Don't Stop Believin': Everyman's Journey
Time Out says
In most respects, Journey has followed the same path as many other arena-rock acts: Having hit big in the ’70s and ’80s, the group watched its future dim as internal strife made it hard to push forward, and listeners moved on to new sounds. Then came a fallow period, followed by a revival-circuit return—minus a few key members—for lucrative engagements in front of nostalgic crowds. (See also: Styx, Kansas, Grand Funk Railroad.) After reuniting with vocalist Steve Perry for a late-’90s comeback album then going their separate ways, the San Francisco band went through several prospective warblers, before their story took an odd turn. A permanent replacement was found in the form of Arnel Pineda, a Manila singer the group discovered singing Journey covers on YouTube—and sounding uncannily like the voice behind their biggest hits.
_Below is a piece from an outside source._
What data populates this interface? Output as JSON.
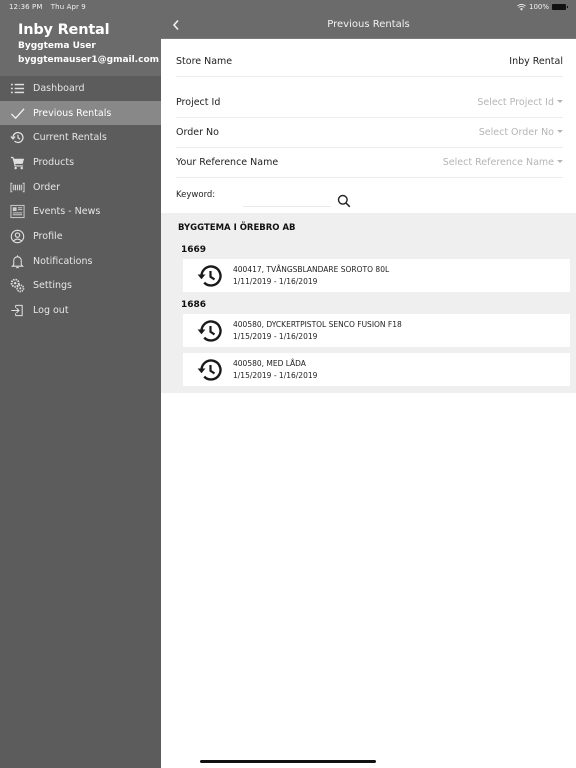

Unfortunately for this rock doc, this fan-to-frontman saga is not that interesting a turn. Pineda’s story—which involves extreme childhood poverty and some grown-up struggles with substance abuse—is compelling, but not compellingly told, with the new singer appearing to be little more than an affable guy who understands how lucky he’s gotten. Beyond that, the film mostly features a lot of touring tedium and unspectacular concert footage, though director Ramona S. Diaz manages to wring what drama she can out of Pineda contracting a cold. Spoiler alert: He gets better.